Lo de las “amazonas de la libertad” circulaba ya por Francia en tiempo de
la revolución, lo mismo que otras locuciones asociadas al mito de las amazonas.
Hay frecuentes alusiones a ellas en las guerras de independencia de principios
del siglo XIX, como la española o la griega, y en las luchas revolucionarias en
que intervienen las mujeres.
El Trienio
liberal, en cambio, pese a la referencia de Pecchio a Cádiz y
Valencia como lugares en los que habitan “les plus belles amazones de la
liberté”, no resultó especialmente propicio a la imagen de mujer belicosa e
intrépida. Era lógico que, una vez alcanzada la libertad, el mito sufriera un
cierto eclipse, por más que en alguna ocasión alguien se acordara de las guerreras
de la Antigüedad y las citara de pasada. La razón de ello la encontramos en un
artículo de prensa, publicado en 1820, en el que se encomia el patriotismo de
las “jóvenes solteras” de Cangas de Onís que se han ofrecido para adornar la
lápida de la Constitución con vistas a los festejos cívicos organizados por el
ayuntamiento.
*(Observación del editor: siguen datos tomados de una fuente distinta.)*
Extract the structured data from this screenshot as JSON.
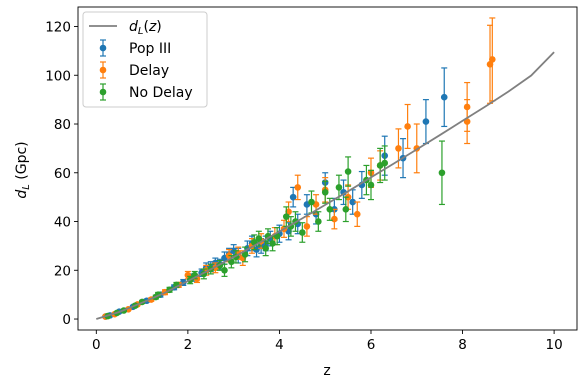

Si el despotismo se hubiese prolongado por más tiempo, afirma el
autor, “hubiéramos visto amazonas en defensa de la Constitución”. “Mas”, añade,
“ya que su brazo no ha podido manejar la espada de la patria, ahora desean
emplear sus delicadas manos en embellecer el monumento o lápida del hermoso
Código”. En suma, el tiempo del sacrificio y el heroísmo había pasado; al
menos, de momento.
La hora de las amazonas volvió a sonar con la restauración absolutista de
1823 y en especial con la gran ofensiva lanzada por los liberales tras el
triunfo de la revolución francesa de 1830. Es entonces cuando, según el marqués
de Custine, el gobierno de
Fernando VII [en la imagen, en un óleo de Goya del Museo del Prado]
piensa que el liberalismo español ha dotado a su organización clandestina –su
“ejército invisible”– de “escuadrones de amazonas” listos para el asalto final
contra la monarquía absoluta.
La expresión, registrada ya en la Guerra de la Independencia española y
años después en la Polonia sublevada contra los rusos, refleja en esta etapa
final del reinado de Fernando VII una doble realidad. Por un lado, la notable
participación femenina en las redes conspirativas de los años 1830–1832,
aprovechando su mejor adaptación a la actividad clandestina –¿no tenía un punto
de clandestinidad la vida de la mujer en el ámbito privado?– y su –hasta
entonces– menor vulnerabilidad a la represión absolutista. Por otro, la
decisión del régimen y, según Custine, del propio monarca de dar un escarmiento
–“faire un example”– que pusiera fin a tanta conspiración y a tanta amazona
suelta. La propia Gaceta de Madrid hablaría de “escarmiento” al informar
de la ejecución de
Mariana Pineda, y lo justificaría por la necesidad de contrarrestar
la táctica adoptada por los revolucionarios de involucrar en sus planes “al
sexo menos cauto y más capaz de interesar la ajena compasión”. Ser mujer y
liberal en España se estaba poniendo cada vez más peligroso.
Juan Francisco Fuentes,
catedrático de Historia Contemporánea en la Universidad Complutense, y Pilar
Garí, traductora y escritora, son autores de Amazonas de la libertad.
Mujeres liberales contra Fernando VII (Marcial Pons), que saldrá a la
venta el 15 de enero. Este texto es un extracto de sus conclusiones.